Le neomamme napoletane sono quelle più a rischio stress e depressione

Accudire un bambino non è mai una cosa semplice e diventa ancor più difficile se si vive in contesto senza aiuti sociali. Lo sanno bene le mamme napoletane molto più a rischio stress e depressione.

Pubblicato da Valentina Morosini Martedì 22 novembre 2011

Le neomamme napoletane sono quelle più a rischio stress e depressione

Quali sono le neomamme più stressate d’Italia? Vincono il premio, le napoletane. Spetta a loro lo scettro per la fragilità psicologica. Non voglio offendere nessuno, perché non è opera mia questa deduzione. A sostenerlo sono gli esperti dell’Ordine degli psicologi della Campania, proprio durante la nuova edizione della settimana del benessere psicologico, in corso in questi giorni. A differenza delle altre mamme fanno i conti con una realtà più difficile perché mancano i servizi di assistenza alla famiglia.

Non è facile accudire un figlio e al tempo stesso fare i conti con la casa da pagare, le spese straordinarie e magari cercare un lavoro o tentare di conservare con tutte le forze quello che si ha. Durante questa settimana ci saranno numerose visite gratuite in oltre 600 studi professionali: davvero una bella possibilità.
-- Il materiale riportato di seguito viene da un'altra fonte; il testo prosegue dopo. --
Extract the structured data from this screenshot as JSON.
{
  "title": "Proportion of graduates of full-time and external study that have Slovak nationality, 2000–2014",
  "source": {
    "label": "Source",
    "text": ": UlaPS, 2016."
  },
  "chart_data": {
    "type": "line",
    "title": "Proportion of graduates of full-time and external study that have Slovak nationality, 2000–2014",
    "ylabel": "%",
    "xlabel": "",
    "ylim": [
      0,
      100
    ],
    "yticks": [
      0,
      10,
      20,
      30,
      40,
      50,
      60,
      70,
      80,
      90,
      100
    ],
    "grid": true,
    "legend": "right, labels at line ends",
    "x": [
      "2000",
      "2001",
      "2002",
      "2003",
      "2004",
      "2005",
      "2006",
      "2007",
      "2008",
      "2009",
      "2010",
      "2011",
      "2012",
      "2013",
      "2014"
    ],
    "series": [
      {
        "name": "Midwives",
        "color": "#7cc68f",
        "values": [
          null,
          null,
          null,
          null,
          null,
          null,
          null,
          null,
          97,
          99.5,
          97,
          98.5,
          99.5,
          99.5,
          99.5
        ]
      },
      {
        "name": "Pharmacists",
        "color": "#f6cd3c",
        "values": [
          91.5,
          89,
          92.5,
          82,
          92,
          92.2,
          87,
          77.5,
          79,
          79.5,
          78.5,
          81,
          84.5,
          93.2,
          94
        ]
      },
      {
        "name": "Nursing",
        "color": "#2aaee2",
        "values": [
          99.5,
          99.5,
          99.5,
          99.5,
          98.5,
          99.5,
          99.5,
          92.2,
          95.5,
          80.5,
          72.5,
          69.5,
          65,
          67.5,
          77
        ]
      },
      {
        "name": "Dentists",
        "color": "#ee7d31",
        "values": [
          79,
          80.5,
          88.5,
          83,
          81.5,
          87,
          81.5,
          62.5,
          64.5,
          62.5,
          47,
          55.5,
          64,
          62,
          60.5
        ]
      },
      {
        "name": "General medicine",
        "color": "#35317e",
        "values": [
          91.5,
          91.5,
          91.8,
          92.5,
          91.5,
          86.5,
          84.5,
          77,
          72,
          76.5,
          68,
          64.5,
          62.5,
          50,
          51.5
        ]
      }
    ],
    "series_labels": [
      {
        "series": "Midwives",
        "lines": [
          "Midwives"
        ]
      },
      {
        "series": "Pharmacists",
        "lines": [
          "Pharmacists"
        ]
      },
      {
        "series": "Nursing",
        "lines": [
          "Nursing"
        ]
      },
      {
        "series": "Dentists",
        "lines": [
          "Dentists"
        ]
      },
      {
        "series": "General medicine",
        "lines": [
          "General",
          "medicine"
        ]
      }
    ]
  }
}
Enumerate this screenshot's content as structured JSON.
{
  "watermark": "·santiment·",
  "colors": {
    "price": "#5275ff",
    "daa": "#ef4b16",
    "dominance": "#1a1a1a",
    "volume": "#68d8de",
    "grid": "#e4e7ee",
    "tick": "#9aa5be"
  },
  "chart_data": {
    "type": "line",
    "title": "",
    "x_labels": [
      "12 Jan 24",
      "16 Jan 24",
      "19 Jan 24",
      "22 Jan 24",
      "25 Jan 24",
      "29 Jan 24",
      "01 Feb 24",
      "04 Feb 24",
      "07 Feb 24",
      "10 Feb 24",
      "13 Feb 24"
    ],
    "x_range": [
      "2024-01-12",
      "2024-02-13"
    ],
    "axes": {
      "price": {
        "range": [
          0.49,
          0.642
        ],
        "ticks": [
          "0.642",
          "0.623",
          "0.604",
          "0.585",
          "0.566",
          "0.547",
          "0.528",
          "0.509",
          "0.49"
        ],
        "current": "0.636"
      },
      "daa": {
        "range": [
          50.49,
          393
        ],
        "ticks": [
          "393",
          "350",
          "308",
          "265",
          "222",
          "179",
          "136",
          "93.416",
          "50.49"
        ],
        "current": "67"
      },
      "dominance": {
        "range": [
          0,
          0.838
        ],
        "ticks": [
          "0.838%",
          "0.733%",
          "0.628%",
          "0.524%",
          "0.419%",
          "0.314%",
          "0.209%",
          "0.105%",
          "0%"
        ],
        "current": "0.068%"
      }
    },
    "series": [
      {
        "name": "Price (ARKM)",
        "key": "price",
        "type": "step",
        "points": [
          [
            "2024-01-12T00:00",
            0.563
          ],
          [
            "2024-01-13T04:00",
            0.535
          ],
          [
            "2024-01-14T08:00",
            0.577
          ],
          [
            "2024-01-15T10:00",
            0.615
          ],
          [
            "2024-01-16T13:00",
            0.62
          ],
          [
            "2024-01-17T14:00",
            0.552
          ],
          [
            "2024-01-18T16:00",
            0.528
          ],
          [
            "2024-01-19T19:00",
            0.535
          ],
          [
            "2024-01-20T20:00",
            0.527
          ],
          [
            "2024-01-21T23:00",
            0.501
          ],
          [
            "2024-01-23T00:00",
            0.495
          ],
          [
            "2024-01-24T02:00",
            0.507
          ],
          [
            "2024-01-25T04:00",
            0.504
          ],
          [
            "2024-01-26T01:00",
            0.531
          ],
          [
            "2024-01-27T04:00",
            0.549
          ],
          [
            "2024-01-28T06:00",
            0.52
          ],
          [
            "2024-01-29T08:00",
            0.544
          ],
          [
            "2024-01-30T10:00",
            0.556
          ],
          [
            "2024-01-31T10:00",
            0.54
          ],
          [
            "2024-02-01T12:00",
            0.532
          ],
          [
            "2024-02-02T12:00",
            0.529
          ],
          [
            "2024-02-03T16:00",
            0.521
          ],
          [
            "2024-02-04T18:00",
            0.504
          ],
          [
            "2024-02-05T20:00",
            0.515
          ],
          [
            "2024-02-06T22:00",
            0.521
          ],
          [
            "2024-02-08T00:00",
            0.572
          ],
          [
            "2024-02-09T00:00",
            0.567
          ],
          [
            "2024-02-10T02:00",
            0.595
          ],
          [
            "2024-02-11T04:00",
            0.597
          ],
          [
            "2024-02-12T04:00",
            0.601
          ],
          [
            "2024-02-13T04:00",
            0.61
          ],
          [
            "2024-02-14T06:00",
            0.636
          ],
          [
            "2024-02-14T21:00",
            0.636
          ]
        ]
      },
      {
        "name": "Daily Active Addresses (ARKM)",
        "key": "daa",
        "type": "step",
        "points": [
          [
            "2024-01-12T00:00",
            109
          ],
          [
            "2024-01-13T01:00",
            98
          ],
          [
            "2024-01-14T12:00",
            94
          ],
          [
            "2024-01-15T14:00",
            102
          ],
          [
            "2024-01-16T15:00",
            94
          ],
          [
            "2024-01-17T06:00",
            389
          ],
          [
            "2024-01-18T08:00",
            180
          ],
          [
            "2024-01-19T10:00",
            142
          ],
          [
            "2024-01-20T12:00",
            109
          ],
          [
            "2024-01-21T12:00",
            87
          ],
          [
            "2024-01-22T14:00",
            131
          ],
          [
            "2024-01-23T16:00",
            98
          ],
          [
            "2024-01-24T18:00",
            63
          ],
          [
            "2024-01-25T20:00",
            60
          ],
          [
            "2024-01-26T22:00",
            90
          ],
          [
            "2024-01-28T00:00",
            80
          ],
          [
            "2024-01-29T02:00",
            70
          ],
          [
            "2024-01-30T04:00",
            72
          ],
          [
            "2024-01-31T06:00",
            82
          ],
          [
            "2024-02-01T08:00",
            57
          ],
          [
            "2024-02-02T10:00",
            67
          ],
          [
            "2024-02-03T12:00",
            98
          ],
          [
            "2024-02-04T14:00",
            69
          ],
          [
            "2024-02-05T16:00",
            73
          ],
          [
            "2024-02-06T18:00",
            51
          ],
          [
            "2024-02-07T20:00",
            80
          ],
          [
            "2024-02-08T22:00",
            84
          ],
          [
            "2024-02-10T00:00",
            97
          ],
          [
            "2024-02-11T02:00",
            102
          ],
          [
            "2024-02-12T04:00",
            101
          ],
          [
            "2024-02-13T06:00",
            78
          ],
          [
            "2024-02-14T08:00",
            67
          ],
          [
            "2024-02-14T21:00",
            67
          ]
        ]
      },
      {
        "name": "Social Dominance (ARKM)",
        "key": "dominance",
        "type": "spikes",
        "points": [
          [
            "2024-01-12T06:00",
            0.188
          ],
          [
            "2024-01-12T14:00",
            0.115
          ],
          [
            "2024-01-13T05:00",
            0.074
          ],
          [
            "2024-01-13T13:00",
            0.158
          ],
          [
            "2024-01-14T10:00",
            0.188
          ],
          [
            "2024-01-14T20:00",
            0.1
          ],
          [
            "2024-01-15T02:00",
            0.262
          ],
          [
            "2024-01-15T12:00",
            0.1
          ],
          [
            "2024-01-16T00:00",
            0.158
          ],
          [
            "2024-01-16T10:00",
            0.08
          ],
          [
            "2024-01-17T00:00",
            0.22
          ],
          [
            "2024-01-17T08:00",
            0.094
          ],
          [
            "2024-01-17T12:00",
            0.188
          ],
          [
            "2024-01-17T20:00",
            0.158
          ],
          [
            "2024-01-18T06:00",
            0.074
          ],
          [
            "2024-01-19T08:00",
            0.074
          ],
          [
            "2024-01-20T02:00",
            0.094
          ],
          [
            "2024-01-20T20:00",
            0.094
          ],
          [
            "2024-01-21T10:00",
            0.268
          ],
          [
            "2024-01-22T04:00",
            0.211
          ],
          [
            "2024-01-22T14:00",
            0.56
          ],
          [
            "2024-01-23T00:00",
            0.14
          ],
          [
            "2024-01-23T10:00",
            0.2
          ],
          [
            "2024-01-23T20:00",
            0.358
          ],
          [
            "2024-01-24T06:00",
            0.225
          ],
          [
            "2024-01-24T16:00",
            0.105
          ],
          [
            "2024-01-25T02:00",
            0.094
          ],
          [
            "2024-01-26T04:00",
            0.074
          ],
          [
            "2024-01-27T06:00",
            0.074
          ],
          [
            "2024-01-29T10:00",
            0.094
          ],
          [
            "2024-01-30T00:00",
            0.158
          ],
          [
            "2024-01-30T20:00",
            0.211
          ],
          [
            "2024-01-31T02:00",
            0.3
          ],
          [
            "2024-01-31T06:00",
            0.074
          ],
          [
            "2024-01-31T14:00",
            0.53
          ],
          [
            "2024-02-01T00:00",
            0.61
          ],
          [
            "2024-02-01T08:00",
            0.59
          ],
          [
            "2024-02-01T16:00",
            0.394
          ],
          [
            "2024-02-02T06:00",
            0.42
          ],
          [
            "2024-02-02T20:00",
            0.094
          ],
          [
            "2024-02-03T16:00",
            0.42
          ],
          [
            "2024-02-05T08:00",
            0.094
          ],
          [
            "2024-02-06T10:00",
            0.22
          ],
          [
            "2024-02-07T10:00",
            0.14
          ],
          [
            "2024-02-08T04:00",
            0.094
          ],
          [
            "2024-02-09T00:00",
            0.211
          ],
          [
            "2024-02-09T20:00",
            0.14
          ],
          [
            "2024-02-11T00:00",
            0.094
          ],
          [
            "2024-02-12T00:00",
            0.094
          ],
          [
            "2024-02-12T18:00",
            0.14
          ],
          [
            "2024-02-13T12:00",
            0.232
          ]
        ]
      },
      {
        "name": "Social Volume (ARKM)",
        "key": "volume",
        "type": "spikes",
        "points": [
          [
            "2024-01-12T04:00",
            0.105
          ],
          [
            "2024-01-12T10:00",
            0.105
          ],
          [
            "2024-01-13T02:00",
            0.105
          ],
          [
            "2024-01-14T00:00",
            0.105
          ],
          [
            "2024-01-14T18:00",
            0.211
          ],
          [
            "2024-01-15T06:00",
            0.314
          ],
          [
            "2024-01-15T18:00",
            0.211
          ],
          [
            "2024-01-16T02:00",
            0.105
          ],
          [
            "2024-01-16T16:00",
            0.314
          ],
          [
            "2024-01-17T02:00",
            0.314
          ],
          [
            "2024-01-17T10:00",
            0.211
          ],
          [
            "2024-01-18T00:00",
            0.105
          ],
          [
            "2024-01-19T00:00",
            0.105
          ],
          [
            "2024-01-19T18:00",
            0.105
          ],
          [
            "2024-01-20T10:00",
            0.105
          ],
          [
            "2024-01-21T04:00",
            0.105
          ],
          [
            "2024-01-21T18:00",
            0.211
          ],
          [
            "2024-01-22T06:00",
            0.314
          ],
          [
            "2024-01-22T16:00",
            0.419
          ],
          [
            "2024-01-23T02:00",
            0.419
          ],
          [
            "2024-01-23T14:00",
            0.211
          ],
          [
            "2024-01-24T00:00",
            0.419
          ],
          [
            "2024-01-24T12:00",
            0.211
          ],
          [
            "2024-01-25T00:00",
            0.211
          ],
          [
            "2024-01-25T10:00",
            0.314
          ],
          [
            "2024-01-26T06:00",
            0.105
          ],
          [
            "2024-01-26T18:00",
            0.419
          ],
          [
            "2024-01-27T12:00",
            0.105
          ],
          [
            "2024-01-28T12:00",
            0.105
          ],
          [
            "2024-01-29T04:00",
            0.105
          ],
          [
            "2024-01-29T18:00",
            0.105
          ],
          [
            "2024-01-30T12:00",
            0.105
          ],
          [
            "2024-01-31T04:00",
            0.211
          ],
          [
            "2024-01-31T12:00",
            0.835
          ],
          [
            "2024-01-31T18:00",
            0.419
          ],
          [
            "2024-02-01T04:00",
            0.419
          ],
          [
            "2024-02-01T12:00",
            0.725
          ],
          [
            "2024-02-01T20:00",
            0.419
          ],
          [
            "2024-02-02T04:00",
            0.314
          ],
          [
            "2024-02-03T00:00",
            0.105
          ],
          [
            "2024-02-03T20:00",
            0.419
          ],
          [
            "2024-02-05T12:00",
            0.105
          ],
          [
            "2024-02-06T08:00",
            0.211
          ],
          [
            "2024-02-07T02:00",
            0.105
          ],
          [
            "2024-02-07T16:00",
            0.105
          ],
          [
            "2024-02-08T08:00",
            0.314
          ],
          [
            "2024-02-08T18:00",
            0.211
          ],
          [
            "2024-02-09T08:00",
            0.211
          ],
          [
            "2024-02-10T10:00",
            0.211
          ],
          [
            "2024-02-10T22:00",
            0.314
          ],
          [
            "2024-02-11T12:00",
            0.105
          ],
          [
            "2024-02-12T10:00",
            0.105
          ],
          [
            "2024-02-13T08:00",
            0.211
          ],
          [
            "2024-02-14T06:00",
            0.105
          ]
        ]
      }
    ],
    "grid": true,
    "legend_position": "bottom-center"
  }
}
Raffaele Felaco, presidente dell’Ordine regionale degli psicologi, ha commentato: “C’è un caso Campania per quanto riguarda la salute psicologica legato all’assistenza ai più deboli. Questo perché con il commissariamento della sanità si sono ridotti drammaticamente i servizi proprio per le fasce più deboli. Le giovani madri, in particolare, sono più a rischio perché non hanno supporto”.

Diventare mamma è già difficile. Quando si porta a casa un bambino ci sono davvero tantissime paure: la gestione del piccolo, ma anche la comprensione delle sue necessità. Si teme di non essere all’altezza e si ha bisogno di un aiuto per evitare le situazioni di stress, ma anche per scacciare il rischio depressione.